St. Vincent’s Comprehensive Cancer Center, New York, New York, USA

Correspondence: Roger Waltzman, M.D., St. Vincent’s Comprehensive Cancer Center, 325 West 15th Street, New York, New York 10011, USA. Telephone: 212-604-6058; Fax: 212-604-6038; e-mail: rwaltzman{at}aptiumoncology.com.

Received March 10, 2006; accepted for publication March 23, 2006.

I read with interest and appreciated the insightful comments from Dr. Nowrousian [1] regarding our clinical trial, "Randomized Comparison of Epoetin alfa and Darbepoetin alfa in Anemic Patients with Cancer Receiving Chemotherapy" [2].

The selection of the primary end point of this trial, the rate of hemoglobin response (=1 g/dl within the first 4 weeks of treatment independent of transfusion), was specifically chosen to compare the efficacy of these two agents early in the course of treatment. The clinical benefits associated with an early hemoglobin response, namely reduced overall transfusion requirements, greater overall hemoglobin response, shorter treatment durations, and lower cumulative dose of erythropoietic agent have been documented [3–5]. As Dr. Nowrousian points out, the usual duration of therapy of erythropoietic agents is often short and further underscores the need for a treatment that provides maximal early benefit.
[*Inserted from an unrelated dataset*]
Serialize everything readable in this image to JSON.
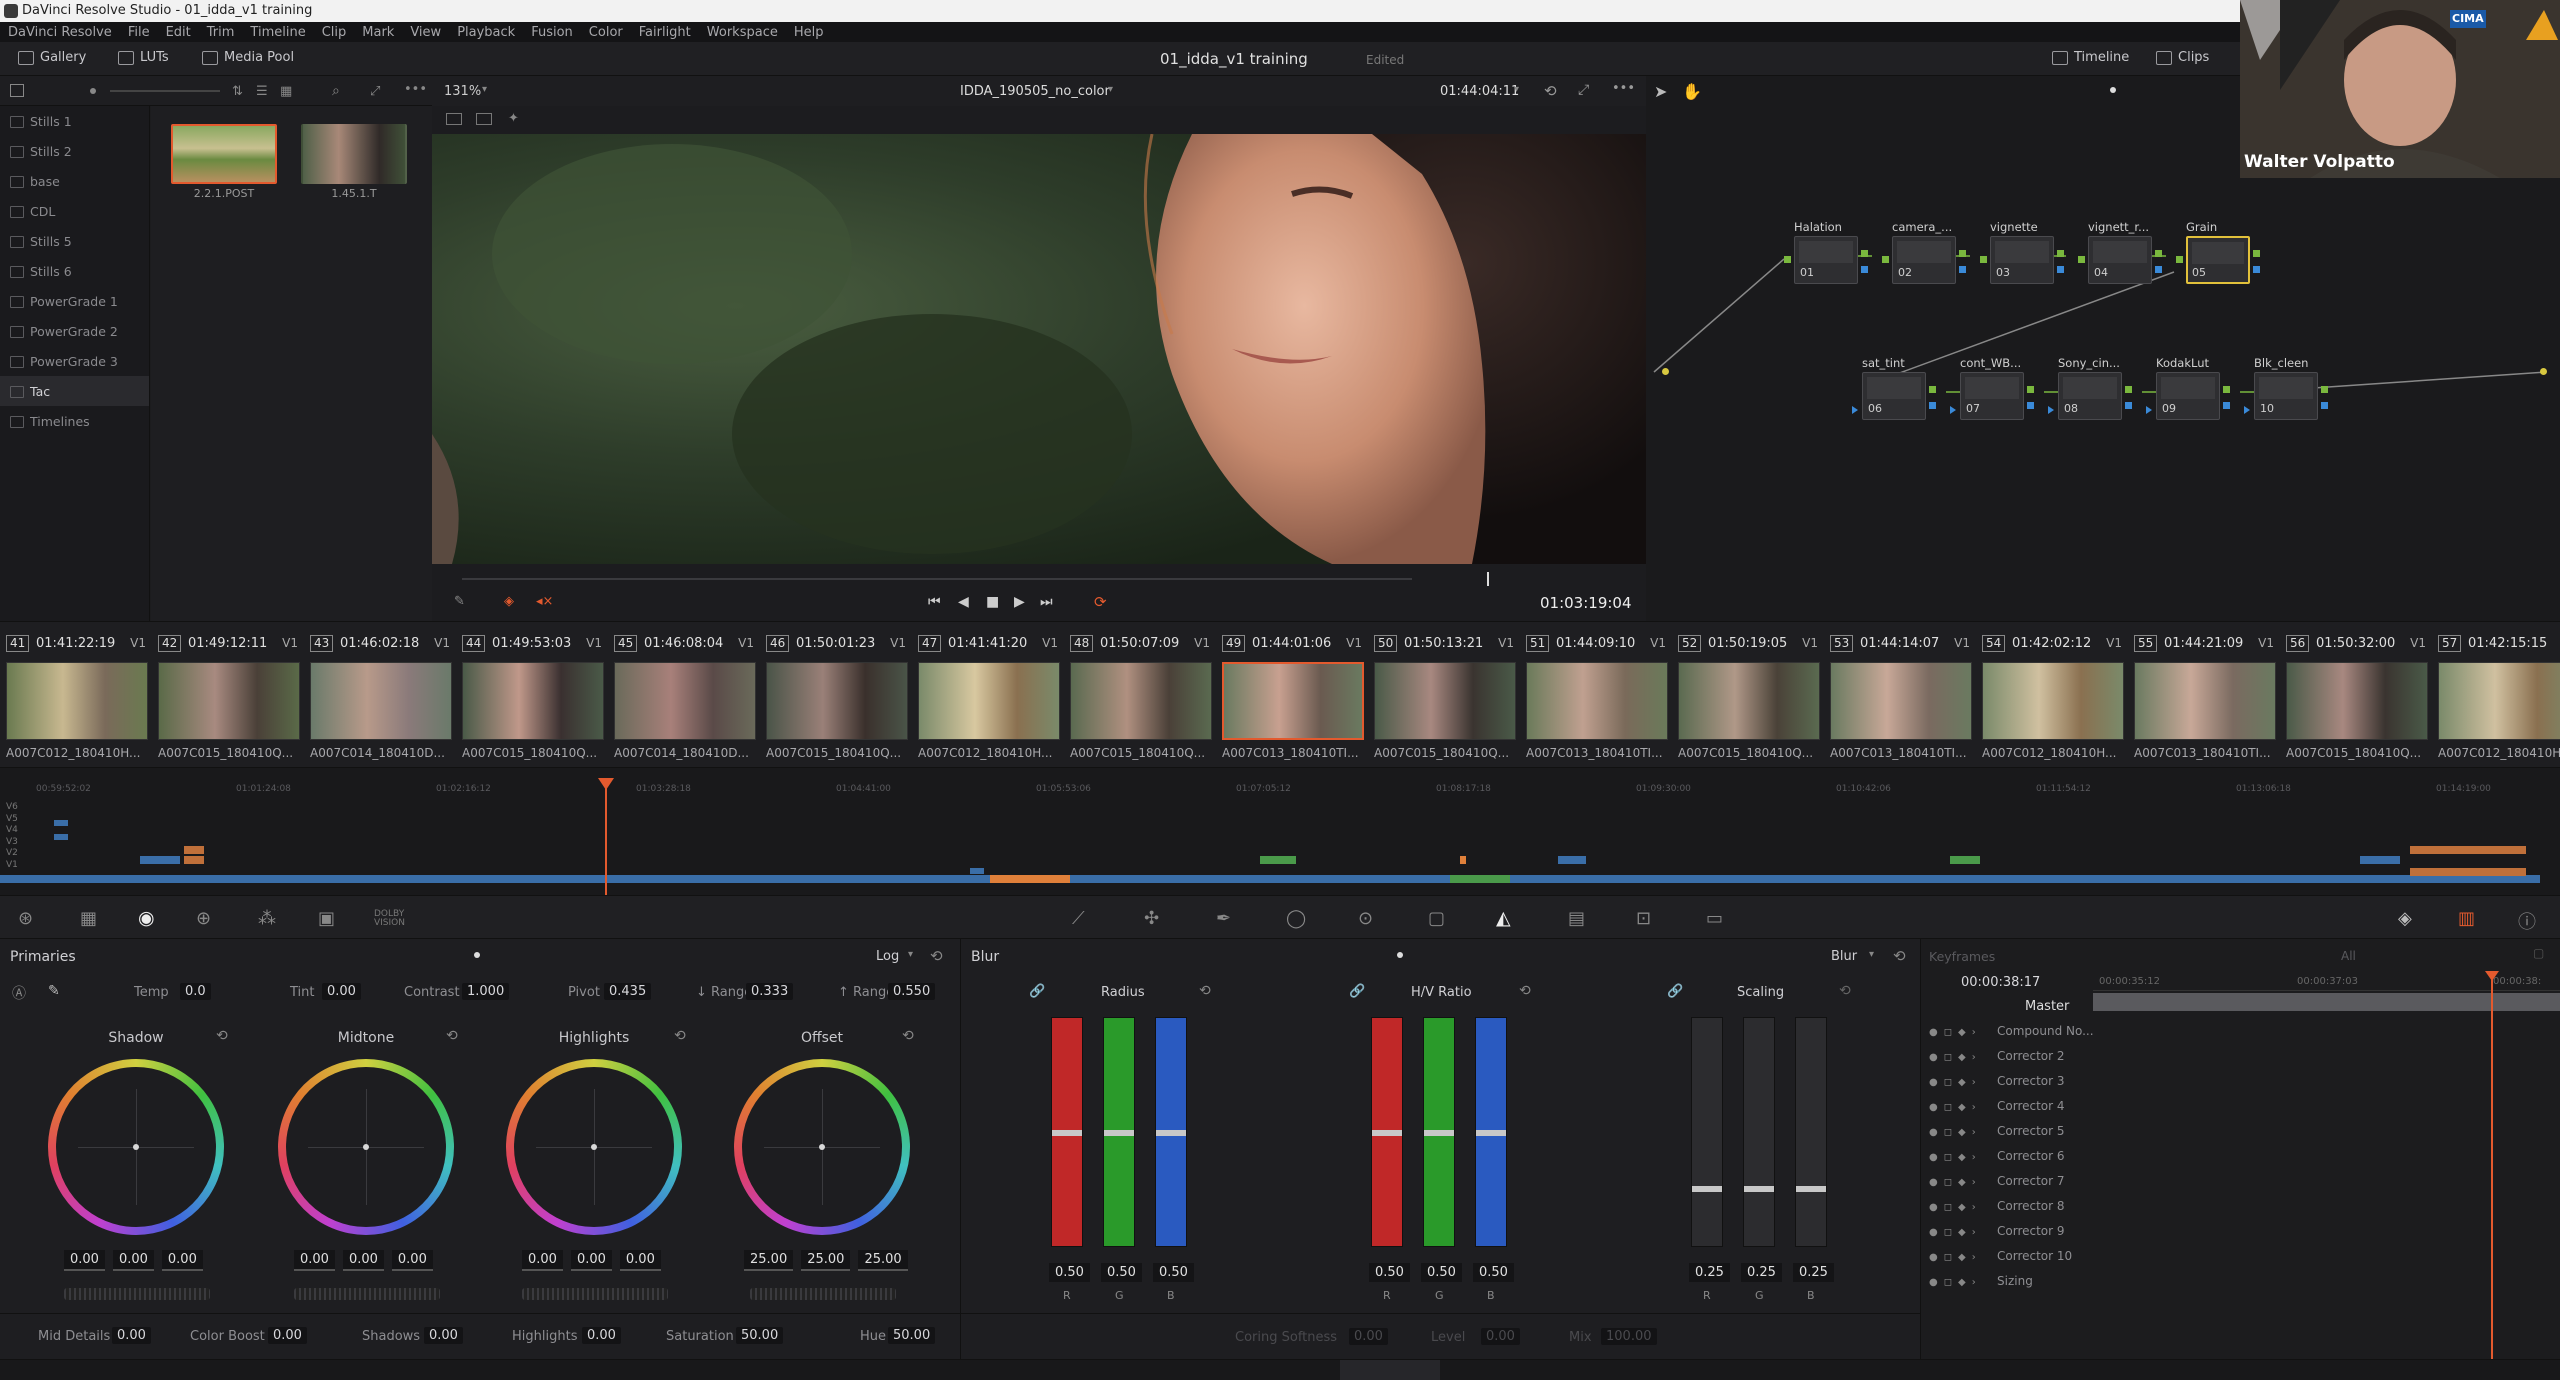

As discussed by Dr. Nowrousian, the transfusion end point in our trial was in fact selected to allow adequate time for sufficient hematopoiesis to potentially offset the need for transfusion and is consistent with the end point used for U.S. Food and Drug Administration approval of epoetin alfa for the treatment of chemotherapy-related anemia. The overall transfusion rates from baseline to end of study were 18% in the epoetin alfa group and 24% in the darbepoetin alfa group (p = .1921) [6]. In a post hoc analysis of transfusion requirements from this trial, Duh MS et al. [7] examined the rates of transfusion by weeks of therapy (Table 1). In that analysis, the overall number of units transfused from baseline to end of study was 81 in the epoetin alfa group and 156 in the darbepoetin alfa group (p = .0587). These findings were consistent with other clinical trials reporting a lower proportion of patients treated with epoetin alfa requiring transfusion compared with those treated with darbepoetin alfa [8–9]. The resource and economic implications of these differences are of potential significance to payors and the health care system and require further study.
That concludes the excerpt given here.